DISCUSSION: In general, a bigger and/or more intense wildfire is more difficult to contain and put out. Thus, catching fires early when they are still small is critical to putting them out quicker. Traditionally, most fires in the U.S. have been spotted by people who live nearby or from people in planes or look-out towers. This non-automated method of identifying fires can be slow and may suffer from other issues as well. For example, the fire may not be identified at all if it occurs far from populated areas. In addition, observing smoke likely indicates a fire is present, but its exact location may be difficult to determine from observations of smoke from the ground.
Another way to detect fires is to use satellite data. Satellite channels that are sensitive to reflected visible radiation can sense smoke from fires. From the high-level perspective of the satellite, observations of smoke can more easily be traced to their source, unlike smoke observations from the ground. In addition, thermal IR satellite sensors may be sensitive to the high temperature of a fire relative to its surroundings. However, just like ground-based observations of fires, satellite-based observations also have drawbacks. For example, smoke is difficult to sense above a highly reflective surface like snow. The spatial resolution of the IR channels on the latest National Oceanographic and Atmospheric Administration geostationary satellites (GOES 16 and 17) is ~2 km. When fires first begin, they are much smaller than this. Thus, when the IR channels measure an average temperature over the 2-km pixel, the signal from the larger, cooler area around the fire will overwhelm the fire signal, making the fire difficult, if not impossible to detect.

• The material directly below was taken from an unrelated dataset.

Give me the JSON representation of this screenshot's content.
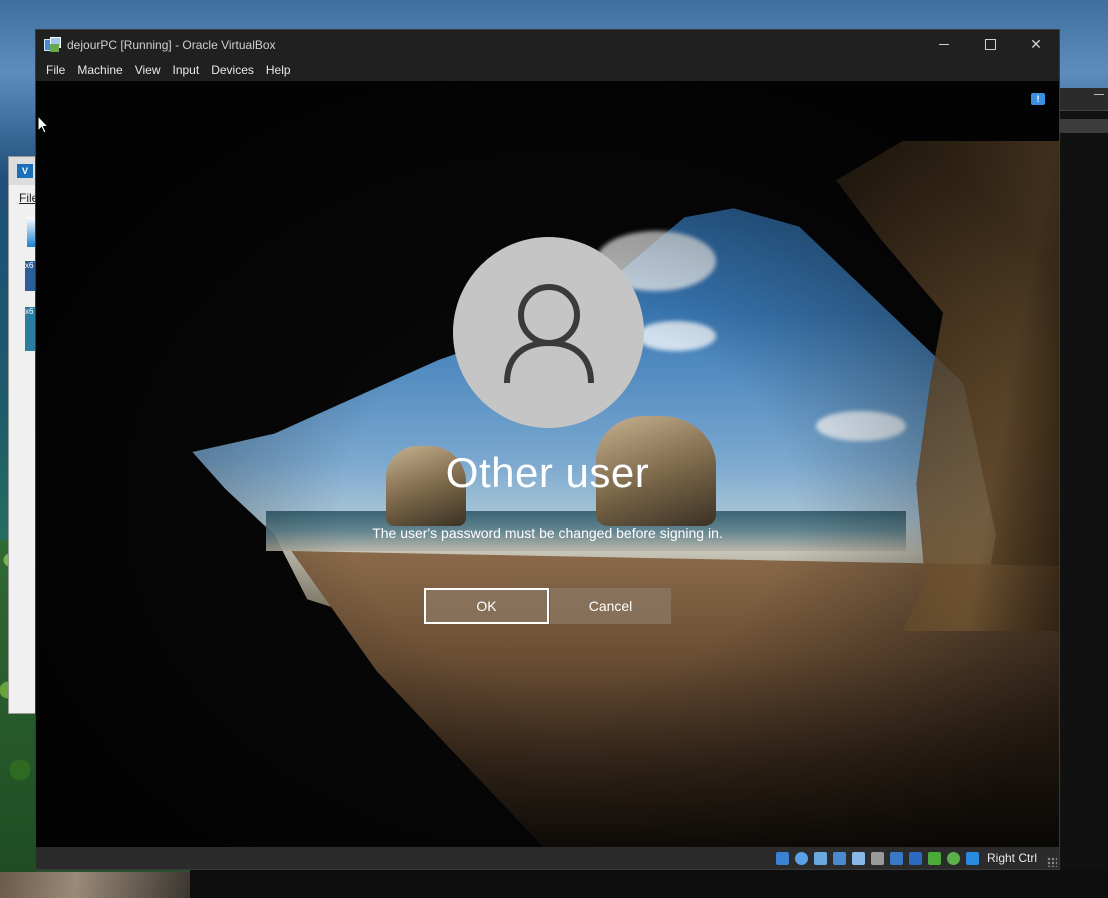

Recently, the use of artificial intelligence (AI) techniques in meteorology has been rapidly increasing. These techniques can automatically, efficiently, and accurately identify patterns in large datasets like satellite datasets. A company in New Mexico, Descartes Labs, has recently applied AI to satellite data in order to identify wildfires faster. The AI can key in on subtle cues and trends in the imagery that indicate smoke from fires or the high temperature of a fire, for example. The company claims they can detect fires as small as 10 acres in size in as little as 9 minutes from the time the satellite imagery is collected. For example, this technique was able to identify the precise location of the California Kincade fire (pictured above on 27 October 2019) shortly after the fire started.
Any tool that can help identify fires more quickly and more accurately may allow first responders to arrive on-scene quicker and put out the fire faster, thereby minimizing impacts to people and property. The AI method of identifying fires developed by Descartes Labs may be a promising tool for such identification of wildfires.